平成28年7月29日 「すき家」全店長、転勤なし

2016年07月29日(金)4:34 PM
ゼンショーホールディングスは2020年度末までに牛丼店「すき家」の全店長を転勤なしの地域正社員と契約社員に置き換える。地元にとどまれる社員を増やし、パート・アルバイトとして働く若者や主婦の登用を加速させる。やりがい向上や待遇改善につなげて離職を防ぐ一方、採用が難しくなってきている新卒社員は海外事業などに重点的に配置する。すき家の店舗数は約2000店。一部の店長が複数の店を管理しているため、現在約1300人の店長がいる。このうち、勤務する店舗が限定されている契約社員が約700人、転勤のない地域正社員が約300人、転勤のある正社員が約300人で構成している。


21年3月末までにパート・アルバイトなどからの登用も含め、契約社員の店長を1800人に増やすほか、残りの200人も地域正社員とする。いずれも原則転勤はないため、主婦や地元で働きたい若者らが社員として働きやすい。ゼンショーでは14年に過重労働問題が表面化したため、15年から1店ごとに店長を置く体制を目指して、契約社員などの採用を増やしてきた。

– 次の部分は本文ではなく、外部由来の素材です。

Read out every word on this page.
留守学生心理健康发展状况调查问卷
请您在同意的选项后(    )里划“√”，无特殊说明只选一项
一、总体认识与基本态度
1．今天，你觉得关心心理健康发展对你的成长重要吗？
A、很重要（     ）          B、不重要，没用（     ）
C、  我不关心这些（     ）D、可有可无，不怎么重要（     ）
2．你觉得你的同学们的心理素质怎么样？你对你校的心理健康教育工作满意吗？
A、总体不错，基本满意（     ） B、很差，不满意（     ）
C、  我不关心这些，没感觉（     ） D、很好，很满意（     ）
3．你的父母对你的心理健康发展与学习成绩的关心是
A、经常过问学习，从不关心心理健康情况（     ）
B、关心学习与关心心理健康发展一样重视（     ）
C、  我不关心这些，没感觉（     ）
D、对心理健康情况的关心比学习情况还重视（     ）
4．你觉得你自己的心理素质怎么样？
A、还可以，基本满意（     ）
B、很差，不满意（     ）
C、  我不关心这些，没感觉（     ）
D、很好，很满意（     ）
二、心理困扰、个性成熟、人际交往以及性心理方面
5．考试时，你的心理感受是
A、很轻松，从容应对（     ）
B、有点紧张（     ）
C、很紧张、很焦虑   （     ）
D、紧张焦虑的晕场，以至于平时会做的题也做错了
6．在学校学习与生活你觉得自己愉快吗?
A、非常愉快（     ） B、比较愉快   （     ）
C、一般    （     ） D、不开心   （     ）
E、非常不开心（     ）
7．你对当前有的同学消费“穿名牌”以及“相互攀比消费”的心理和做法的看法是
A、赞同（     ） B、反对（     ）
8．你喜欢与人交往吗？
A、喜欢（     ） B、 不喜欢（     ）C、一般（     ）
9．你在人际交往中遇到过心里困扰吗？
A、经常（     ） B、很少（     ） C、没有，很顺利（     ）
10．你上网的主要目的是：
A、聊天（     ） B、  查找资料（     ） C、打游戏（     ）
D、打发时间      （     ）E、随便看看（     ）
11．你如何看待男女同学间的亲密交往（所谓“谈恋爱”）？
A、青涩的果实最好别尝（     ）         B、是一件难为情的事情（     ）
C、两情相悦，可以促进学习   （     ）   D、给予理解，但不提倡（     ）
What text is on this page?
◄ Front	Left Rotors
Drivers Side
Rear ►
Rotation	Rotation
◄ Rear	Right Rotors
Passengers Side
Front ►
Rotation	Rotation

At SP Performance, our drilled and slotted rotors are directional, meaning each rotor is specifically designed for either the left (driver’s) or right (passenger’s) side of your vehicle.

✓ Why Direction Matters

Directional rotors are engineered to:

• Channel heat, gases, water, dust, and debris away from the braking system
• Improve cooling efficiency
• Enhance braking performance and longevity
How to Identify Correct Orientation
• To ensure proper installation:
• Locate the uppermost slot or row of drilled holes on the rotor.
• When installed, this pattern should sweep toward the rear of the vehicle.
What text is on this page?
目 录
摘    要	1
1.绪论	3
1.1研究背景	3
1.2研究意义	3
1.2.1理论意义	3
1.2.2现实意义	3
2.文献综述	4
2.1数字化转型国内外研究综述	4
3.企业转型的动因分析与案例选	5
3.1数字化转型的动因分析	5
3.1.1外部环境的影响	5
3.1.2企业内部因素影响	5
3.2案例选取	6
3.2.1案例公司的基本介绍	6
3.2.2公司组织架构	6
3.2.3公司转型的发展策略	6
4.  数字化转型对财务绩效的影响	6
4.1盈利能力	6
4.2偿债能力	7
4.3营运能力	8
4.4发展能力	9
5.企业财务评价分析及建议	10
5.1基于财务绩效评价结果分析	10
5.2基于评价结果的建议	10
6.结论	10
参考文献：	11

パートやアルバイトから契約社員や地域正社員に転換すれば、売り上げ目標や従業員管理などの責任は増えるが、賞与や各種手当も支給されるようになり待遇も改善される。月100時間勤務(時給900円)の場合、契約社員は年収が160万円ほどになり、アルバイトよりも40万円ほど収入が増えるという。地域正社員の場合、1カ月の所定労働時間である165時間の勤務で年収は350万~450万円程度になる。


一方、新卒などで採用している転勤を伴う「ナショナル社員」は入社直後の一定期間を除き、原則として国内店舗の店長には配置しない。出店数を増やしているアジアなどの海外事業へ重点的に配置する。

同社の16年4月の新卒採用数は約70人。これまでは100人規模で採用してきたが、少子化の影響などで例年ほど多くの学生を採用できていない。新卒で採用した人材と地域限定社員との担当業務をすみ分ける。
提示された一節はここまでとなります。